A montanhista havia alcançado seu grandioso sonho — tão grande que media exatos 8.849 metros — e se tornado a primeira mulher negra latino-americana a escalar o monte Everest, no Nepal. Subir o equivalente a um prédio de 3 mil andares foi desafiador — e Aretha sabia que os próximos passos seriam ainda mais complexos.

Mas a história não começa assim. Filha do ferreiro amador Ailton e da cozinheira Euleide, a esportista nasceu em Campinas, interior de São Paulo, e cresceu em uma família humilde. Seus pais, vindos do nordeste em busca de uma vida melhor, precisaram reconstruir a vida do zero num barraco de madeira na periferia da cidade.

Essa fase foi marcada pelo contraste entre a falta de acesso e a liberdade para ser criança. “Tive uma infância feliz, brincava, praticava esportes e me sentia livre, mas existiam problemas na infraestrutura”, relembra. 

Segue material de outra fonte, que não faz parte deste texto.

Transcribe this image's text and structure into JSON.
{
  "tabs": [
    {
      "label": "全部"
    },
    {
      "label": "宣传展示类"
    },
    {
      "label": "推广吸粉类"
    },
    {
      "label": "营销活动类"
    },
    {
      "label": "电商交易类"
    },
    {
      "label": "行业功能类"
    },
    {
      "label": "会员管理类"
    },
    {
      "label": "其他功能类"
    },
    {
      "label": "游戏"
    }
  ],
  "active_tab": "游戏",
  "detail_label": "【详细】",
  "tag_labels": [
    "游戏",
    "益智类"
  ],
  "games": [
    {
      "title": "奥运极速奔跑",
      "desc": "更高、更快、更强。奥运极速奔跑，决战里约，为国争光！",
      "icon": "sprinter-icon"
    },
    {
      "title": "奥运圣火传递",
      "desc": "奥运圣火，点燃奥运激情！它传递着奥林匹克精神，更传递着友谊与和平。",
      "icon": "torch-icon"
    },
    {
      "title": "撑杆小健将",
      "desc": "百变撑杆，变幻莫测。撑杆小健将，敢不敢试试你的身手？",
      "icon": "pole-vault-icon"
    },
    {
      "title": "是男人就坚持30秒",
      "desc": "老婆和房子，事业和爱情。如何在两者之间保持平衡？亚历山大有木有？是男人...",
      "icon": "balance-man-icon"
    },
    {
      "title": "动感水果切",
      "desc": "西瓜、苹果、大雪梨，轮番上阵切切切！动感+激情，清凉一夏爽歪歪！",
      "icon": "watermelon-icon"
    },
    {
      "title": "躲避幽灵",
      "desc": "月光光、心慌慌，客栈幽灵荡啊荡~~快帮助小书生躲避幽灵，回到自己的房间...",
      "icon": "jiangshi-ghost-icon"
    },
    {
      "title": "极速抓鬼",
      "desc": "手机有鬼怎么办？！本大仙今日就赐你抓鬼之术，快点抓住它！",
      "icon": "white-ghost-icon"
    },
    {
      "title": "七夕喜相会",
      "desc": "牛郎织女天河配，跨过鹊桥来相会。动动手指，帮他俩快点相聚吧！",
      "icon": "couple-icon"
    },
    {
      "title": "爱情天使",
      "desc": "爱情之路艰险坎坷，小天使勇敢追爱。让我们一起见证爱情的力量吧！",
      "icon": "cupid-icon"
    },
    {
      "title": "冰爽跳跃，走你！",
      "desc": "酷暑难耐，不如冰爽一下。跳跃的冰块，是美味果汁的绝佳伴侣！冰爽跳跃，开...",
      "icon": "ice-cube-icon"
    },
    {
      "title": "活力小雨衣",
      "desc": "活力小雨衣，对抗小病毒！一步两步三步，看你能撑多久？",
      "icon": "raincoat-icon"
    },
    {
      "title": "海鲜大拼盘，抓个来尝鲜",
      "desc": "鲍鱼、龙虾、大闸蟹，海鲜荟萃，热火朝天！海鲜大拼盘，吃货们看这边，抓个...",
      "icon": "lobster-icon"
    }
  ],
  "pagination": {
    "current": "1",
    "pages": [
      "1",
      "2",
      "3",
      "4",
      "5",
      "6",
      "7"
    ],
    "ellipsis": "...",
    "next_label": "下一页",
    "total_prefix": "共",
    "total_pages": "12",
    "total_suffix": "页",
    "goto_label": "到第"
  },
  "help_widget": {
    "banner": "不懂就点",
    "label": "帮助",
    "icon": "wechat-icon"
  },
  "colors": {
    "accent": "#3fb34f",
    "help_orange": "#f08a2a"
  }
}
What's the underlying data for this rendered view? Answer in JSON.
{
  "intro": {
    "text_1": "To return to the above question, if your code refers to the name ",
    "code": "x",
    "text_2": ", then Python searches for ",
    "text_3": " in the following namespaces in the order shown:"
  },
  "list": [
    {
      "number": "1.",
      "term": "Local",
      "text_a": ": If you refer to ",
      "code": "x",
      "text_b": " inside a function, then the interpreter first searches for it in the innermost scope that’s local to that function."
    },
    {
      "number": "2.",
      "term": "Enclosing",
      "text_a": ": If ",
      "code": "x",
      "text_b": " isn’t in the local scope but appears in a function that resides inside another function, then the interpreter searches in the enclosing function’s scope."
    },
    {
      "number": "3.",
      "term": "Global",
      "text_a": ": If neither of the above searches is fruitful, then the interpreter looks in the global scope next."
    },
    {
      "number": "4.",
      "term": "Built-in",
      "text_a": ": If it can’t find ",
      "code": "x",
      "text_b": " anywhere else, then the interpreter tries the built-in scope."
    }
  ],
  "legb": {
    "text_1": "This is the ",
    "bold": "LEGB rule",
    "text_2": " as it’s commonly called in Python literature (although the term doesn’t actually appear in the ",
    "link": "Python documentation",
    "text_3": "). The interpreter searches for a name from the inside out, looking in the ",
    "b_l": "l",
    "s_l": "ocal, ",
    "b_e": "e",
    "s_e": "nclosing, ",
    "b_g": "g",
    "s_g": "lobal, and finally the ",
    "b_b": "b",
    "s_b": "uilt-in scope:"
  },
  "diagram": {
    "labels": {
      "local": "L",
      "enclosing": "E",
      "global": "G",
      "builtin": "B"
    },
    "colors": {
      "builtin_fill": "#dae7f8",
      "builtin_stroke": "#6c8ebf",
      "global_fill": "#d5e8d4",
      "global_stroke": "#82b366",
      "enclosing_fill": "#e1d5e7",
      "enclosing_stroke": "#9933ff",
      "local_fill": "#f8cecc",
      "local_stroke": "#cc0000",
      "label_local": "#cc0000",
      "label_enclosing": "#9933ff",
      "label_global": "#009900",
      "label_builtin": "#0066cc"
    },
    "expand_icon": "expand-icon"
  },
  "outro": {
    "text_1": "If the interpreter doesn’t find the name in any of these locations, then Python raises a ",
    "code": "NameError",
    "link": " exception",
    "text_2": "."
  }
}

Ainda na juventude, Aretha começou a coletar itens para reciclar e gerar renda. Com seu crescimento, a montanhista testemunhou as transformações de seu bairro. Saneamento básico, energia elétrica e casas de alvenaria foram chegando aos poucos na região — e também na vida da jovem.

Aretha cresceu sendo incentivada para os estudos. Ela foi a primeira da família a conquistar um diploma universitário, justamente em educação física. Foi durante uma palestra na faculdade que ela acabaria capturada para outro futuro: um no topo das montanhas.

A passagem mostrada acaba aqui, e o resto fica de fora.